OpenTelemetry

The otel feature exports all kumo spans and events to any OpenTelemetry-compatible backend via OTLP/gRPC — Jaeger, Grafana Tempo, Datadog, Honeycomb, and others.

No changes to spider code are required. Every request, retry, item scrape, and pipeline drop is automatically traced with structured fields.

Installation

kumo = { version = "0.1", features = ["otel"] }

Usage

Call kumo::otel::init() once at the start of main, before creating any CrawlEngine:

#[tokio::main]
async fn main() -> Result<(), kumo::error::KumoError> {
    kumo::otel::init("my-crawler", "http://localhost:4317").await?;

    CrawlEngine::builder()
        .concurrency(8)
        .run(MySpider)
        .await?;

    kumo::otel::shutdown();  // flush remaining spans before exit
    Ok(())
}

Parameter	Description
`service_name`	Identifies this process in your APM dashboard
`otlp_endpoint`	gRPC endpoint, e.g. `"http://localhost:4317"`

shutdown() flushes all buffered spans. Always call it before main returns.

Local Testing with Jaeger

# Start an all-in-one Jaeger container
docker run -p 16686:16686 -p 4317:4317 jaegertracing/all-in-one

# Run a spider with otel and debug logging
RUST_LOG=kumo=debug cargo run --features otel --example books

# Open the Jaeger UI
open http://localhost:16686

Log Level

OTel init registers the global tracing subscriber.

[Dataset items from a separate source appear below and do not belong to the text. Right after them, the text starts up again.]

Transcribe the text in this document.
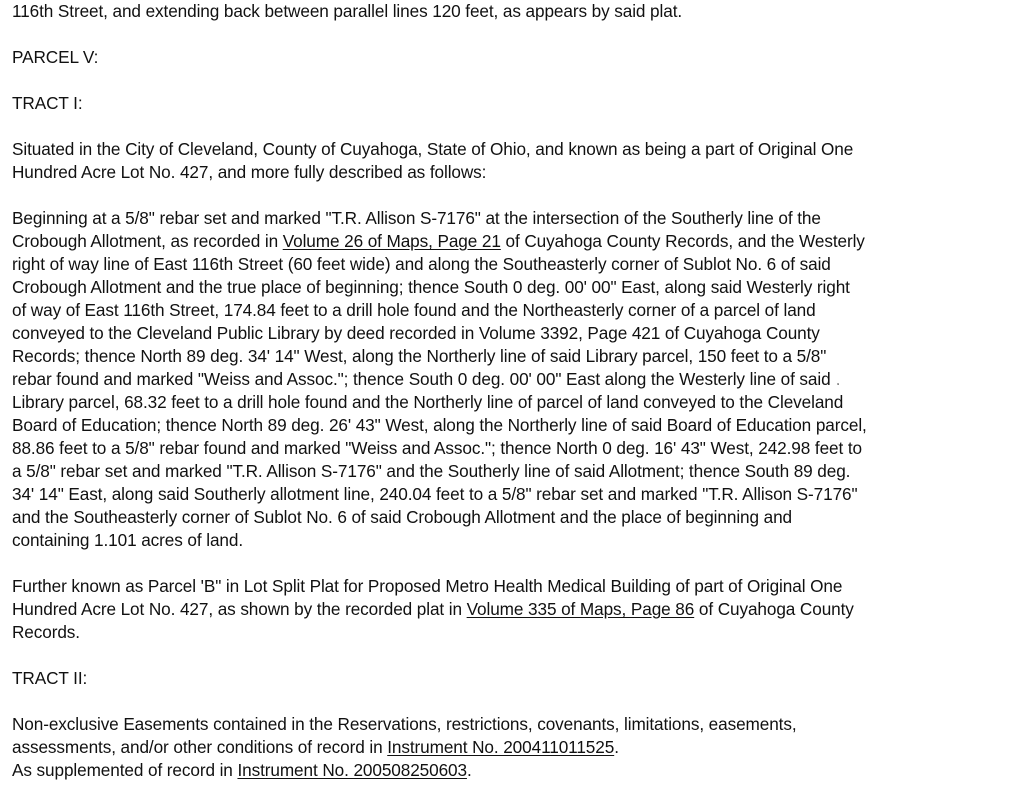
116th Street, and extending back between parallel lines 120 feet, as appears by said plat.
PARCEL V:
TRACT I:
Situated in the City of Cleveland, County of Cuyahoga, State of Ohio, and known as being a part of Original One
Hundred Acre Lot No. 427, and more fully described as follows:
Beginning at a 5/8" rebar set and marked "T.R. Allison S-7176" at the intersection of the Southerly line of the
Crobough Allotment, as recorded in Volume 26 of Maps, Page 21 of Cuyahoga County Records, and the Westerly
right of way line of East 116th Street (60 feet wide) and along the Southeasterly corner of Sublot No. 6 of said
Crobough Allotment and the true place of beginning; thence South 0 deg. 00' 00" East, along said Westerly right
of way of East 116th Street, 174.84 feet to a drill hole found and the Northeasterly corner of a parcel of land
conveyed to the Cleveland Public Library by deed recorded in Volume 3392, Page 421 of Cuyahoga County
Records; thence North 89 deg. 34' 14" West, along the Northerly line of said Library parcel, 150 feet to a 5/8"
rebar found and marked "Weiss and Assoc."; thence South 0 deg. 00' 00" East along the Westerly line of said ¸
Library parcel, 68.32 feet to a drill hole found and the Northerly line of parcel of land conveyed to the Cleveland
Board of Education; thence North 89 deg. 26' 43" West, along the Northerly line of said Board of Education parcel,
88.86 feet to a 5/8" rebar found and marked "Weiss and Assoc."; thence North 0 deg. 16' 43" West, 242.98 feet to
a 5/8" rebar set and marked "T.R. Allison S-7176" and the Southerly line of said Allotment; thence South 89 deg.
34' 14" East, along said Southerly allotment line, 240.04 feet to a 5/8" rebar set and marked "T.R. Allison S-7176"
and the Southeasterly corner of Sublot No. 6 of said Crobough Allotment and the place of beginning and
containing 1.101 acres of land.
Further known as Parcel 'B" in Lot Split Plat for Proposed Metro Health Medical Building of part of Original One
Hundred Acre Lot No. 427, as shown by the recorded plat in Volume 335 of Maps, Page 86 of Cuyahoga County
Records.
TRACT II:
Non-exclusive Easements contained in the Reservations, restrictions, covenants, limitations, easements,
assessments, and/or other conditions of record in Instrument No. 200411011525.
As supplemented of record in Instrument No. 200508250603.
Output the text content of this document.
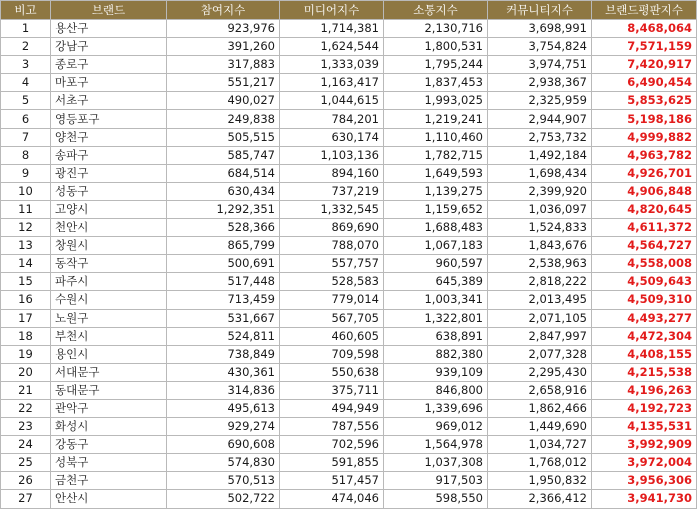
비고	브랜드	참여지수	미디어지수	소통지수	커뮤니티지수	브랜드평판지수
1	용산구	923,976	1,714,381	2,130,716	3,698,991	8,468,064
2	강남구	391,260	1,624,544	1,800,531	3,754,824	7,571,159
3	종로구	317,883	1,333,039	1,795,244	3,974,751	7,420,917
4	마포구	551,217	1,163,417	1,837,453	2,938,367	6,490,454
5	서초구	490,027	1,044,615	1,993,025	2,325,959	5,853,625
6	영등포구	249,838	784,201	1,219,241	2,944,907	5,198,186
7	양천구	505,515	630,174	1,110,460	2,753,732	4,999,882
8	송파구	585,747	1,103,136	1,782,715	1,492,184	4,963,782
9	광진구	684,514	894,160	1,649,593	1,698,434	4,926,701
10	성동구	630,434	737,219	1,139,275	2,399,920	4,906,848
11	고양시	1,292,351	1,332,545	1,159,652	1,036,097	4,820,645
12	천안시	528,366	869,690	1,688,483	1,524,833	4,611,372
13	창원시	865,799	788,070	1,067,183	1,843,676	4,564,727
14	동작구	500,691	557,757	960,597	2,538,963	4,558,008
15	파주시	517,448	528,583	645,389	2,818,222	4,509,643
16	수원시	713,459	779,014	1,003,341	2,013,495	4,509,310
17	노원구	531,667	567,705	1,322,801	2,071,105	4,493,277
18	부천시	524,811	460,605	638,891	2,847,997	4,472,304
19	용인시	738,849	709,598	882,380	2,077,328	4,408,155
20	서대문구	430,361	550,638	939,109	2,295,430	4,215,538
21	동대문구	314,836	375,711	846,800	2,658,916	4,196,263
22	관악구	495,613	494,949	1,339,696	1,862,466	4,192,723
23	화성시	929,274	787,556	969,012	1,449,690	4,135,531
24	강동구	690,608	702,596	1,564,978	1,034,727	3,992,909
25	성북구	574,830	591,855	1,037,308	1,768,012	3,972,004
26	금천구	570,513	517,457	917,503	1,950,832	3,956,306
27	안산시	502,722	474,046	598,550	2,366,412	3,941,730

Use RUST_LOG as normal:

RUST_LOG=kumo=debug,info cargo run --features otel

What Is Traced

Span / Event	Fields
HTTP request	`url`, `status`, `latency_ms`, `bytes`
Retry attempt	`url`, `attempt`, `error`
Item scraped	`spider`, `item_type`
Pipeline drop	`spider`, `stage`, `reason`
Frontier enqueue	`url`, `depth`
Robots.txt fetch	`domain`, `cached`